Midland Redevelopment - MRA Lights
Two spectacular new Midland landmarks, tall towers that blaze with colour at night, are the latest installations in the Midland Redevelopment Authority’s (MRA) public art program.
Located near the 105-year-old heritage buildings at The Workshops, the historic heart of the urban renewal area, the towers – 18m and 6m tall - and other lighting features are the works of acclaimed Sydney artist Warren Langley.
The towers use rusting steel, polycarbonate diffuser and light-emitting diodes. The smaller works use similar illumination technology to draw attention to architectural elements like a gabled roof, steel beam and circular windows.
For Mr Langley, whose works include light and landscape installations in New Zealand, Sweden, the Netherlands, Scotland, Canada and the United States, the most memorable images of his first visit to the Workshops were of rust.
“The vast amounts of discarded, rusting steel and the overall rusty colours of the huge brick buildings stayed with me,” he said. “I wanted to reference this pervasive element of the site in the works.
“The works also had to function as marker points or site references, hence the introduction of colour into the pervasive rusted surfaces of the towers.
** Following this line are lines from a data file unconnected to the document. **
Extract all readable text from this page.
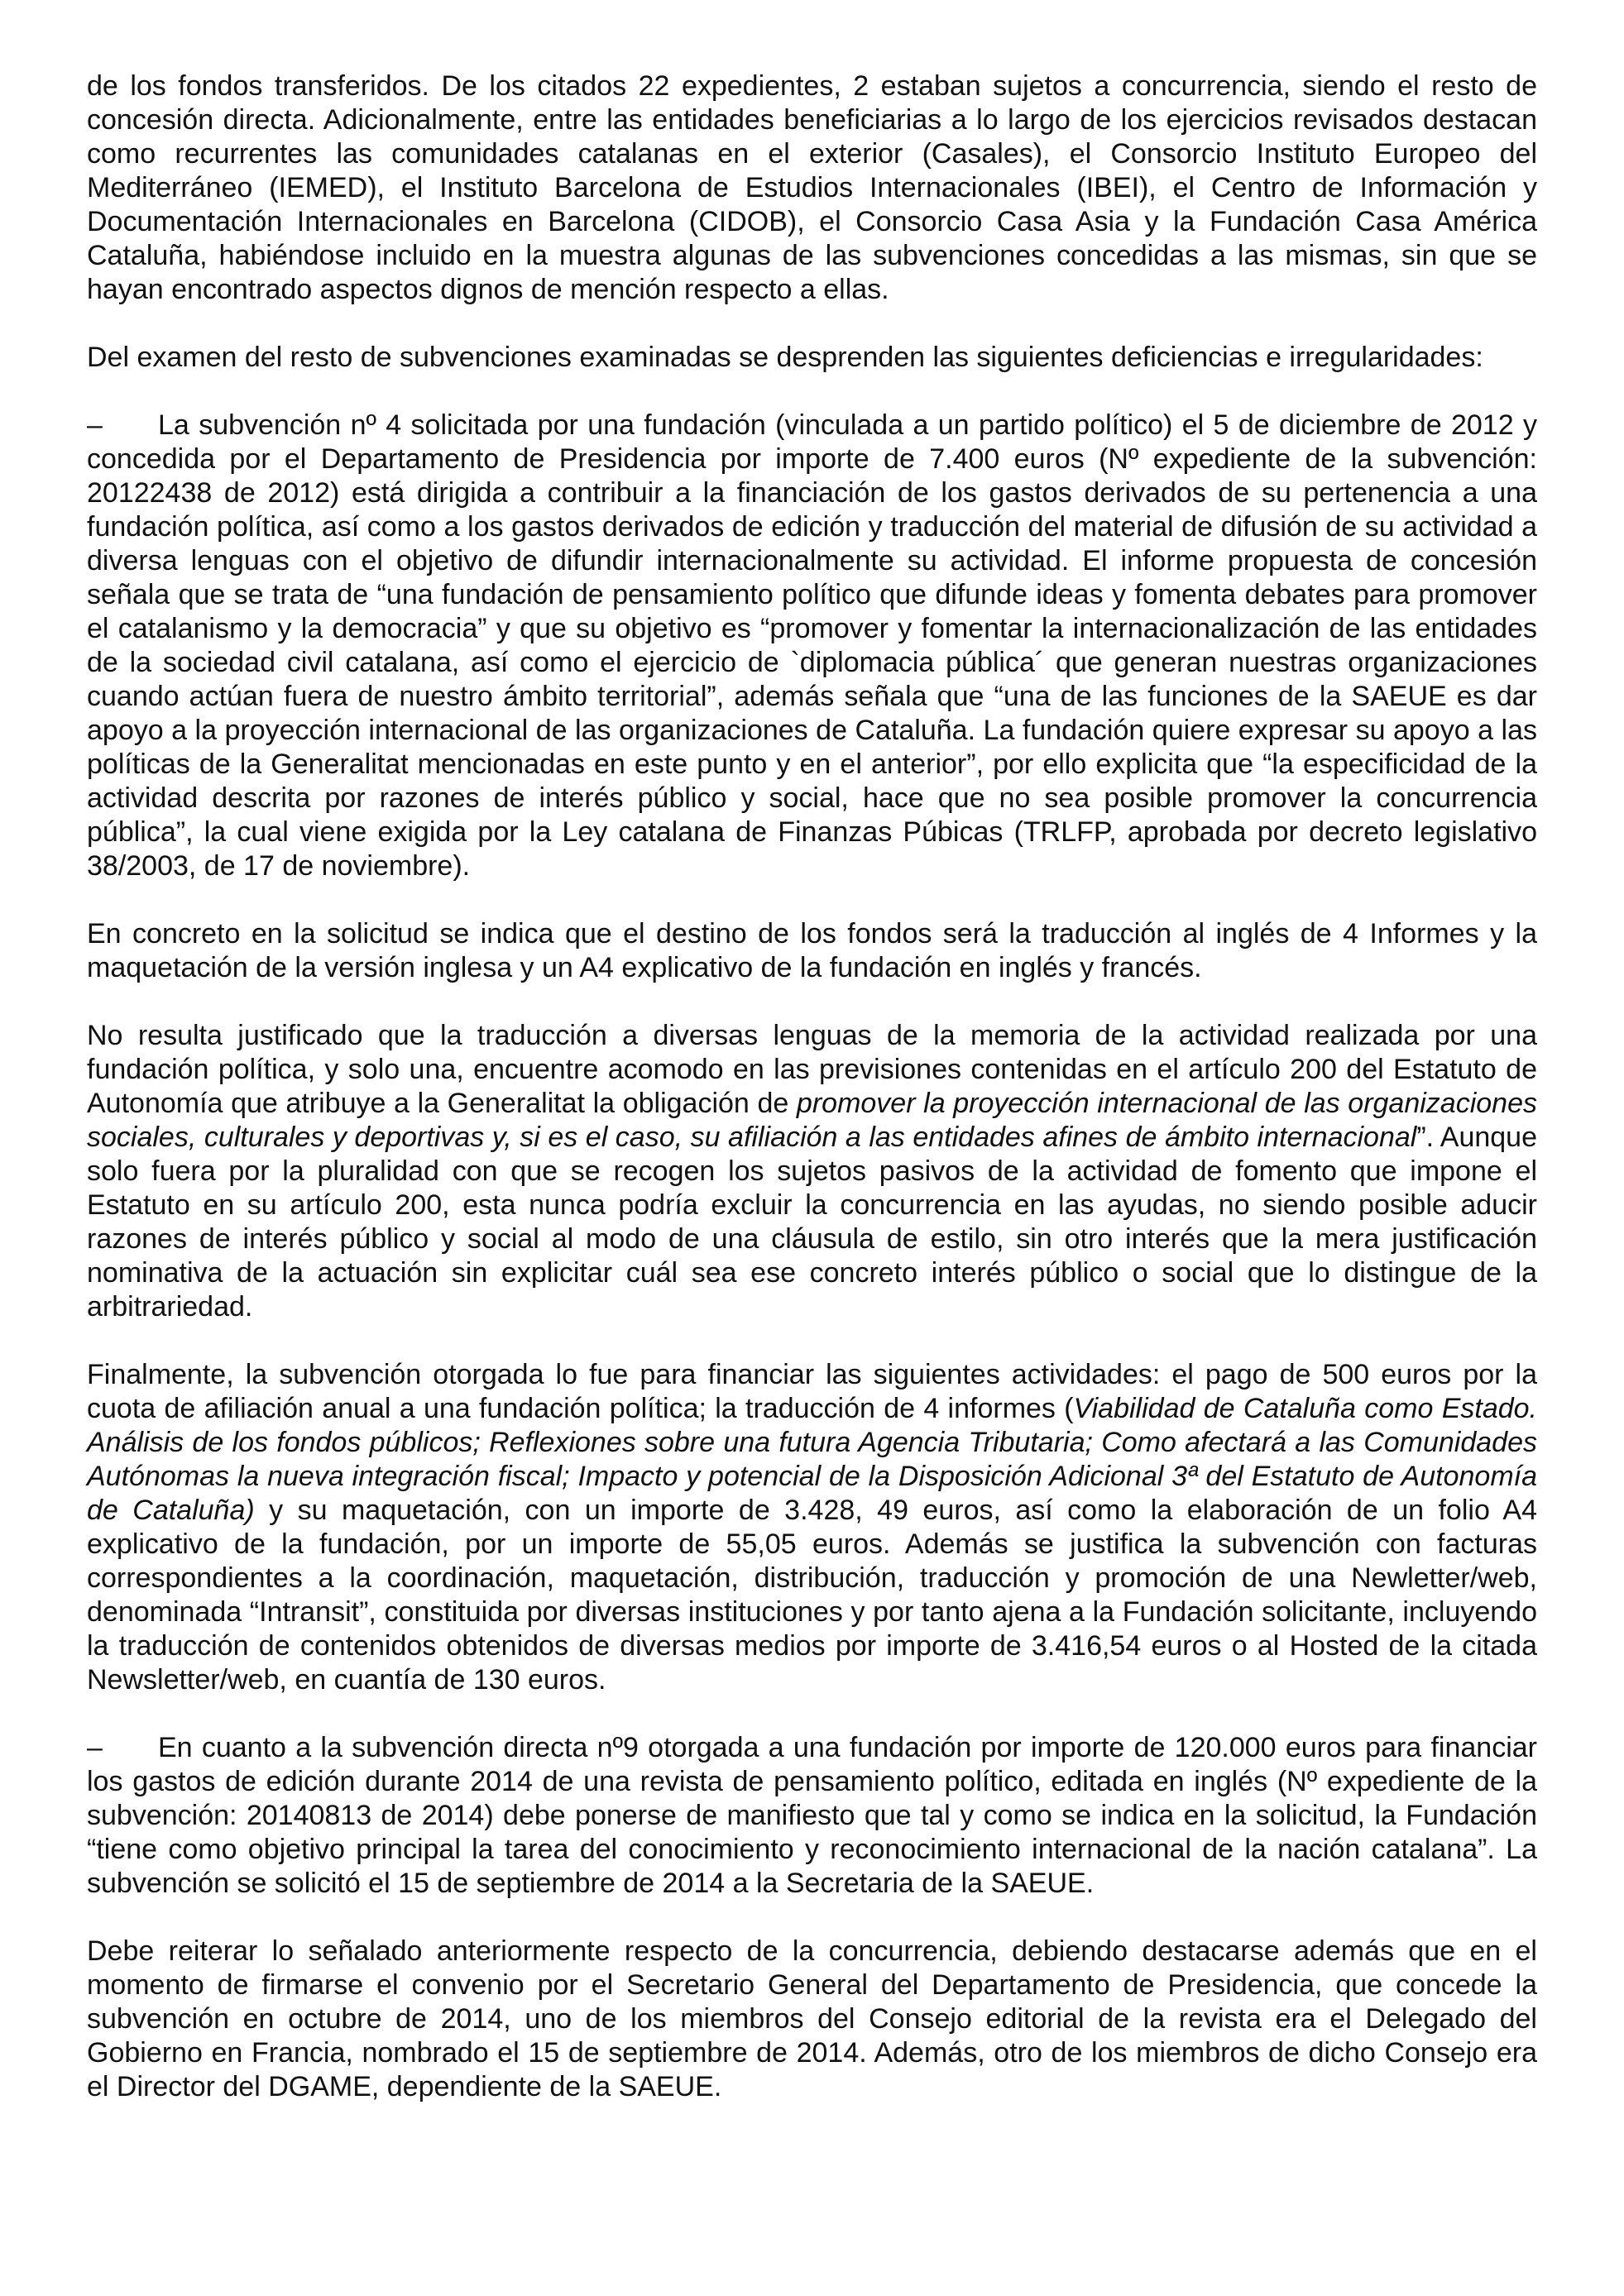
de los fondos transferidos. De los citados 22 expedientes, 2 estaban sujetos a concurrencia, siendo el resto de concesión directa. Adicionalmente, entre las entidades beneficiarias a lo largo de los ejercicios revisados destacan como recurrentes las comunidades catalanas en el exterior (Casales), el Consorcio Instituto Europeo del Mediterráneo (IEMED), el Instituto Barcelona de Estudios Internacionales (IBEI), el Centro de Información y Documentación Internacionales en Barcelona (CIDOB), el Consorcio Casa Asia y la Fundación Casa América Cataluña, habiéndose incluido en la muestra algunas de las subvenciones concedidas a las mismas, sin que se hayan encontrado aspectos dignos de mención respecto a ellas.

Del examen del resto de subvenciones examinadas se desprenden las siguientes deficiencias e irregularidades:

– La subvención nº 4 solicitada por una fundación (vinculada a un partido político) el 5 de diciembre de 2012 y concedida por el Departamento de Presidencia por importe de 7.400 euros (Nº expediente de la subvención: 20122438 de 2012) está dirigida a contribuir a la financiación de los gastos derivados de su pertenencia a una fundación política, así como a los gastos derivados de edición y traducción del material de difusión de su actividad a diversa lenguas con el objetivo de difundir internacionalmente su actividad. El informe propuesta de concesión señala que se trata de “una fundación de pensamiento político que difunde ideas y fomenta debates para promover el catalanismo y la democracia” y que su objetivo es “promover y fomentar la internacionalización de las entidades de la sociedad civil catalana, así como el ejercicio de `diplomacia pública´ que generan nuestras organizaciones cuando actúan fuera de nuestro ámbito territorial”, además señala que “una de las funciones de la SAEUE es dar apoyo a la proyección internacional de las organizaciones de Cataluña. La fundación quiere expresar su apoyo a las políticas de la Generalitat mencionadas en este punto y en el anterior”, por ello explicita que “la especificidad de la actividad descrita por razones de interés público y social, hace que no sea posible promover la concurrencia pública”, la cual viene exigida por la Ley catalana de Finanzas Púbicas (TRLFP, aprobada por decreto legislativo 38/2003, de 17 de noviembre).

En concreto en la solicitud se indica que el destino de los fondos será la traducción al inglés de 4 Informes y la maquetación de la versión inglesa y un A4 explicativo de la fundación en inglés y francés.

No resulta justificado que la traducción a diversas lenguas de la memoria de la actividad realizada por una fundación política, y solo una, encuentre acomodo en las previsiones contenidas en el artículo 200 del Estatuto de Autonomía que atribuye a la Generalitat la obligación de promover la proyección internacional de las organizaciones sociales, culturales y deportivas y, si es el caso, su afiliación a las entidades afines de ámbito internacional”. Aunque solo fuera por la pluralidad con que se recogen los sujetos pasivos de la actividad de fomento que impone el Estatuto en su artículo 200, esta nunca podría excluir la concurrencia en las ayudas, no siendo posible aducir razones de interés público y social al modo de una cláusula de estilo, sin otro interés que la mera justificación nominativa de la actuación sin explicitar cuál sea ese concreto interés público o social que lo distingue de la arbitrariedad.

Finalmente, la subvención otorgada lo fue para financiar las siguientes actividades: el pago de 500 euros por la cuota de afiliación anual a una fundación política; la traducción de 4 informes (Viabilidad de Cataluña como Estado. Análisis de los fondos públicos; Reflexiones sobre una futura Agencia Tributaria; Como afectará a las Comunidades Autónomas la nueva integración fiscal; Impacto y potencial de la Disposición Adicional 3ª del Estatuto de Autonomía de Cataluña) y su maquetación, con un importe de 3.428, 49 euros, así como la elaboración de un folio A4 explicativo de la fundación, por un importe de 55,05 euros. Además se justifica la subvención con facturas correspondientes a la coordinación, maquetación, distribución, traducción y promoción de una Newletter/web, denominada “Intransit”, constituida por diversas instituciones y por tanto ajena a la Fundación solicitante, incluyendo la traducción de contenidos obtenidos de diversas medios por importe de 3.416,54 euros o al Hosted de la citada Newsletter/web, en cuantía de 130 euros.

– En cuanto a la subvención directa nº9 otorgada a una fundación por importe de 120.000 euros para financiar los gastos de edición durante 2014 de una revista de pensamiento político, editada en inglés (Nº expediente de la subvención: 20140813 de 2014) debe ponerse de manifiesto que tal y como se indica en la solicitud, la Fundación “tiene como objetivo principal la tarea del conocimiento y reconocimiento internacional de la nación catalana”. La subvención se solicitó el 15 de septiembre de 2014 a la Secretaria de la SAEUE.

Debe reiterar lo señalado anteriormente respecto de la concurrencia, debiendo destacarse además que en el momento de firmarse el convenio por el Secretario General del Departamento de Presidencia, que concede la subvención en octubre de 2014, uno de los miembros del Consejo editorial de la revista era el Delegado del Gobierno en Francia, nombrado el 15 de septiembre de 2014. Además, otro de los miembros de dicho Consejo era el Director del DGAME, dependiente de la SAEUE.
The coloured light drawings embedded in the towers reference the busyness and vitality of the once active site.
“The small light interactions at other points around the site provide small memories of the larger towers.”
Mr Langley said that while the towers were visible from a considerable distance, they mutated into something different up close because of the almost pixilated pattern of the laser-cut steel surface.
“We constructed a 4m-high section in my studio, so we knew exactly what we would get and all experimentation could take place before installation” he said. “While there were some nail-biting moments as the huge 18m tower was lifted into position,
everything went extremely smoothly - due largely to the competence of my team, studio manager Trent Baker, local Perth steel wizard Mick Bowra and Partridge Partners.
“They managed the assembly and installation with military precision.”
Mr Langley said that despite the planning and the smaller studio version, he was still not prepared for the scale and intensity of the final result.
“On public art projects of this scale you nibble away at it over time and then suddenly …… there it is,” he said. “It’s a great feeling.”